I was going to be an EE, way back in college, but then I bailed for CS, so it's almost literally true that know exactly half of what I need to know for this: everything up to the end of sophomore year, in fact.

It might have been your sophomore year but I have a hunch that not everyone was paying attention and assimilating the material as well as you.  You really are inspirational in your ability to synthesize the glue logic of CS on top of EE.   

Oh, I assure you that I was quite the bobblehead in my college years, though I was doing well enough in my physics and engineering classes to score in the top 10-15% (so, yes, there were people who were paying much less attention than I was, but I was never #1 in the class. Someone once said that if you're the smartest person in the room then you're in the wrong room, and I was never in the wrong room). In the intervening decades, however, I have made some progress in both determination and perspicacity. The pandemic, however, has given me copious extra time to pursue interests outside of my professional career, and electronics was always something that fascinated me, so it's easy to concentrate on.

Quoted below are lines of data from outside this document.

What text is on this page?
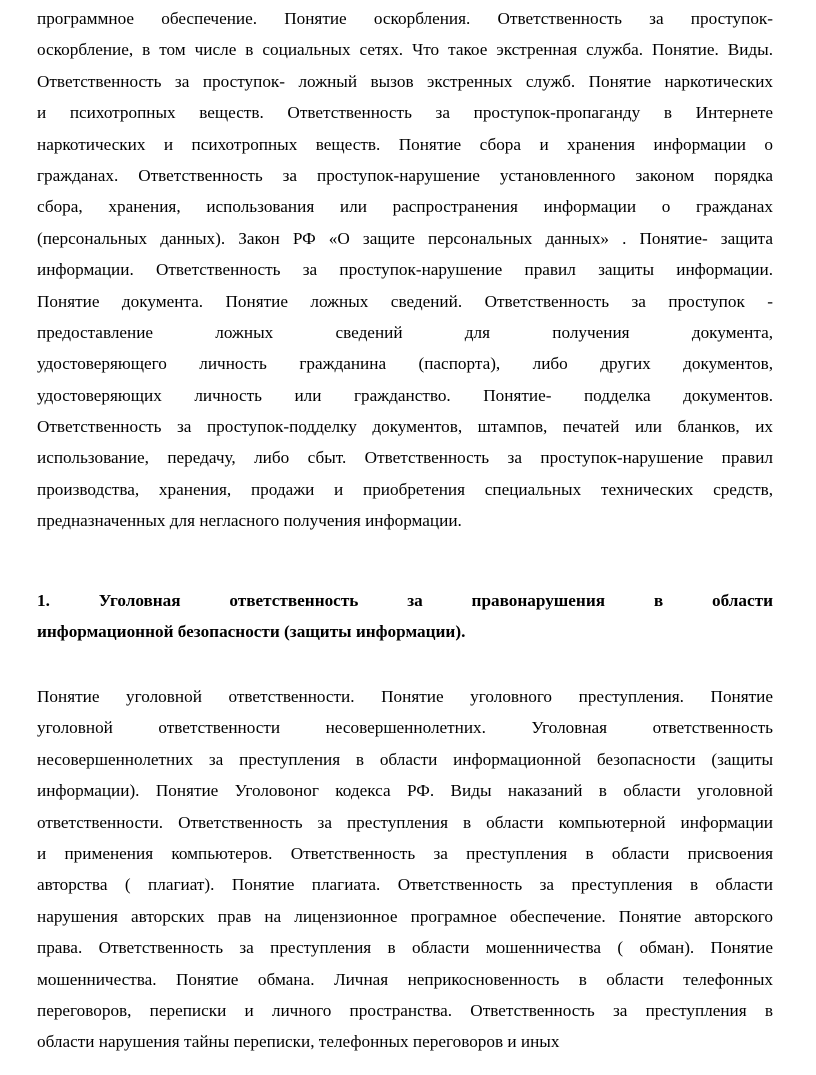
программное обеспечение. Понятие оскорбления. Ответственность за проступок-
оскорбление, в том числе в социальных сетях. Что такое экстренная служба. Понятие. Виды.
Ответственность за проступок- ложный вызов экстренных служб. Понятие наркотических
и психотропных веществ. Ответственность за проступок-пропаганду в Интернете
наркотических и психотропных веществ. Понятие сбора и хранения информации о
гражданах. Ответственность за проступок-нарушение установленного законом порядка
сбора, хранения, использования или распространения информации о гражданах
(персональных данных). Закон РФ «О защите персональных данных» . Понятие- защита
информации. Ответственность за проступок-нарушение правил защиты информации.
Понятие документа. Понятие ложных сведений. Ответственность за проступок -
предоставление ложных сведений для получения документа,
удостоверяющего личность гражданина (паспорта), либо других документов,
удостоверяющих личность или гражданство. Понятие- подделка документов.
Ответственность за проступок-подделку документов, штампов, печатей или бланков, их
использование, передачу, либо сбыт. Ответственность за проступок-нарушение правил
производства, хранения, продажи и приобретения специальных технических средств,
предназначенных для негласного получения информации.
1. Уголовная ответственность за правонарушения в области
информационной безопасности (защиты информации).
Понятие уголовной ответственности. Понятие уголовного преступления. Понятие
уголовной ответственности несовершеннолетних. Уголовная ответственность
несовершеннолетних за преступления в области информационной безопасности (защиты
информации). Понятие Уголовоног кодекса РФ. Виды наказаний в области уголовной
ответственности. Ответственность за преступления в области компьютерной информации
и применения компьютеров. Ответственность за преступления в области присвоения
авторства ( плагиат). Понятие плагиата. Ответственность за преступления в области
нарушения авторских прав на лицензионное програмное обеспечение. Понятие авторского
права. Ответственность за преступления в области мошенничества ( обман). Понятие
мошенничества. Понятие обмана. Личная неприкосновенность в области телефонных
переговоров, переписки и личного пространства. Ответственность за преступления в
области нарушения тайны переписки, телефонных переговоров и иных
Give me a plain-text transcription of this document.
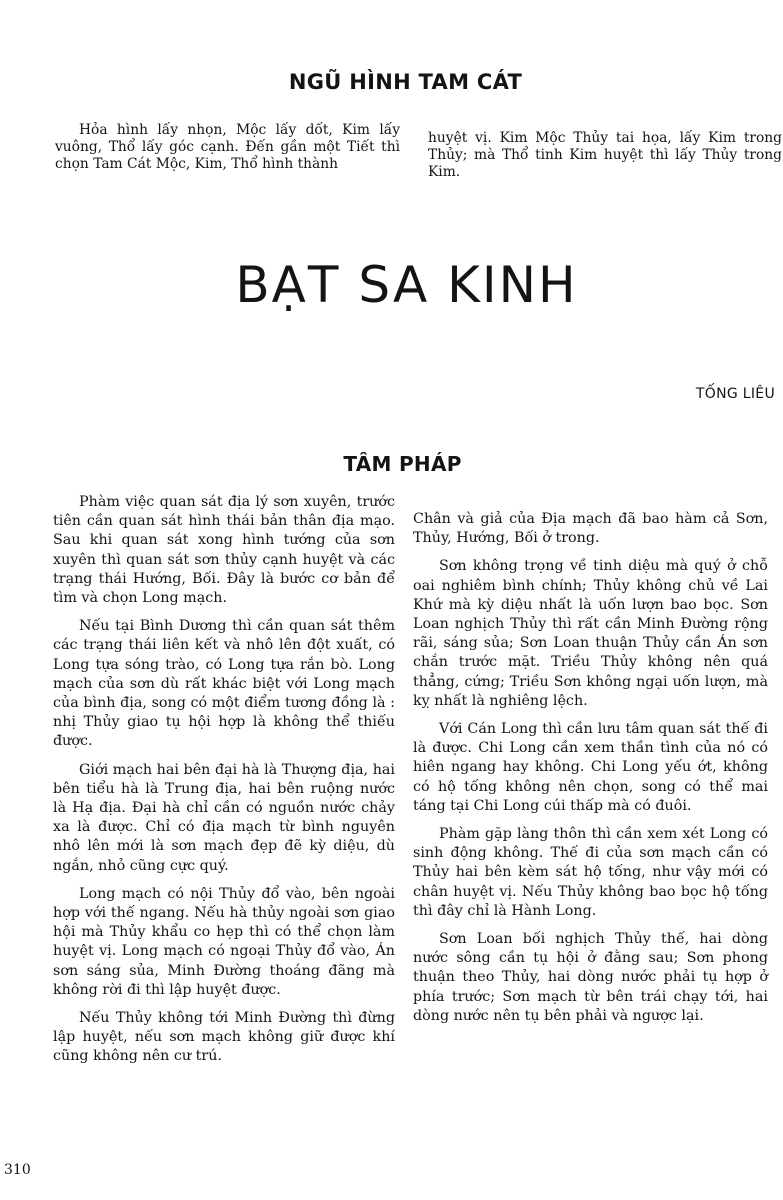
NGŨ HÌNH TAM CÁT

Hỏa hình lấy nhọn, Mộc lấy dốt, Kim lấy vuông, Thổ lấy góc cạnh. Đến gần một Tiết thì chọn Tam Cát Mộc, Kim, Thổ hình thành

huyệt vị. Kim Mộc Thủy tai họa, lấy Kim trong Thủy; mà Thổ tinh Kim huyệt thì lấy Thủy trong Kim.

BẠT SA KINH
TỐNG LIÊU
TÂM PHÁP

Phàm việc quan sát địa lý sơn xuyên, trước tiên cần quan sát hình thái bản thân địa mạo. Sau khi quan sát xong hình tướng của sơn xuyên thì quan sát sơn thủy cạnh huyệt và các trạng thái Hướng, Bối. Đây là bước cơ bản để tìm và chọn Long mạch.

Nếu tại Bình Dương thì cần quan sát thêm các trạng thái liên kết và nhô lên đột xuất, có Long tựa sóng trào, có Long tựa rắn bò. Long mạch của sơn dù rất khác biệt với Long mạch của bình địa, song có một điểm tương đồng là : nhị Thủy giao tụ hội hợp là không thể thiếu được.

Giới mạch hai bên đại hà là Thượng địa, hai bên tiểu hà là Trung địa, hai bên ruộng nước là Hạ địa. Đại hà chỉ cần có nguồn nước chảy xa là được. Chỉ có địa mạch từ bình nguyên nhô lên mới là sơn mạch đẹp đẽ kỳ diệu, dù ngắn, nhỏ cũng cực quý.

Long mạch có nội Thủy đổ vào, bên ngoài hợp với thế ngang. Nếu hà thủy ngoài sơn giao hội mà Thủy khẩu co hẹp thì có thể chọn làm huyệt vị. Long mạch có ngoại Thủy đổ vào, Án sơn sáng sủa, Minh Đường thoáng đãng mà không rời đi thì lập huyệt được.

Nếu Thủy không tới Minh Đường thì đừng lập huyệt, nếu sơn mạch không giữ được khí cũng không nên cư trú.

Chân và giả của Địa mạch đã bao hàm cả Sơn, Thủy, Hướng, Bối ở trong.

Sơn không trọng về tinh diệu mà quý ở chỗ oai nghiêm bình chính; Thủy không chủ về Lai Khứ mà kỳ diệu nhất là uốn lượn bao bọc. Sơn Loan nghịch Thủy thì rất cần Minh Đường rộng rãi, sáng sủa; Sơn Loan thuận Thủy cần Án sơn chắn trước mặt. Triều Thủy không nên quá thẳng, cứng; Triều Sơn không ngại uốn lượn, mà kỵ nhất là nghiêng lệch.

Với Cán Long thì cần lưu tâm quan sát thế đi là được. Chi Long cần xem thần tình của nó có hiên ngang hay không. Chi Long yếu ớt, không có hộ tống không nên chọn, song có thể mai táng tại Chi Long cúi thấp mà có đuôi.

Phàm gặp làng thôn thì cần xem xét Long có sinh động không. Thế đi của sơn mạch cần có Thủy hai bên kèm sát hộ tống, như vậy mới có chân huyệt vị. Nếu Thủy không bao bọc hộ tống thì đây chỉ là Hành Long.

Sơn Loan bối nghịch Thủy thế, hai dòng nước sông cần tụ hội ở đằng sau; Sơn phong thuận theo Thủy, hai dòng nước phải tụ hợp ở phía trước; Sơn mạch từ bên trái chạy tới, hai dòng nước nên tụ bên phải và ngược lại.

310
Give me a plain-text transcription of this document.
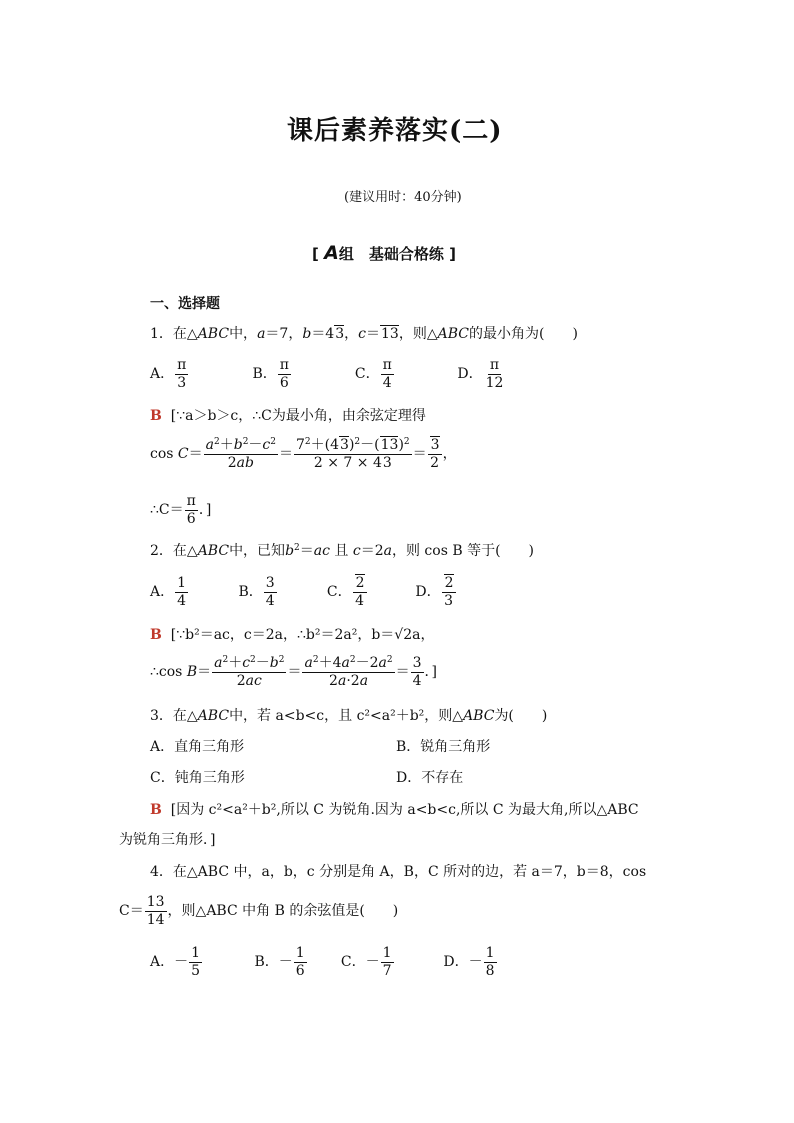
课后素养落实(二)
(建议用时：40分钟)
[ A组　基础合格练 ]
一、选择题
1．在△ABC中，a＝7，b＝43，c＝13，则△ABC的最小角为(　　)
A． $\frac{\pi}{3}$	B． $\frac{\pi}{6}$	C． $\frac{\pi}{4}$	D． $\frac{\pi}{12}$
B [∵a＞b＞c，∴C为最小角，由余弦定理得
$\cos C= \frac{a^2+b^2-c^2}{2ab} = \frac{7^2+(43)^2-(13)^2}{2 \times 7 \times 43} = \frac{3}{2}$ ，
∴C＝ $\frac{\pi}{6}$ ．]
2．在△ABC中，已知$b^2=ac$ 且 c＝2a，则 cos B 等于(　　)
A． $\frac{1}{4}$	B． $\frac{3}{4}$	C． $\frac{2}{4}$	D． $\frac{2}{3}$
B [∵b²＝ac，c＝2a，∴b²＝2a²，b＝√2a，
∴cos $B= \frac{a^2+c^2-b^2}{2ac} = \frac{a^2+4a^2-2a^2}{2a\cdot 2a} = \frac{3}{4}$ ．]
3．在△ABC中，若 a<b<c，且 c²<a²＋b²，则△ABC为(　　)
A．直角三角形	B．锐角三角形
C．钝角三角形	D．不存在
B [因为 c²<a²＋b²,所以 C 为锐角.因为 a<b<c,所以 C 为最大角,所以△ABC
为锐角三角形．]
4．在△ABC 中，a，b，c 分别是角 A，B，C 所对的边，若 a＝7，b＝8，cos
$C= \frac{13}{14}$ ，则△ABC 中角 B 的余弦值是(　　)
A．－ $\frac{1}{5}$	B．－ $\frac{1}{6}$ C．－ $\frac{1}{7}$	D．－ $\frac{1}{8}$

When I was in college, still thinking I was going to be an engineer, I took a Fortran programming class. In the class with me was an older engineer who was taking the class for professional development, and he had the rockiest start to the semester that I have ever seen. It turns out that it took him almost a month to figure out that each instruction in the program happened in strict sequential order, rather than all-at-once (as in an electrical circuit). The way his high degree of technical training utterly betrayed him in a relatively elementary course made a huge impression on me, not as a source of mirth or derision, but as a cautionary tale to never let what you know get in the way of what what you want to know.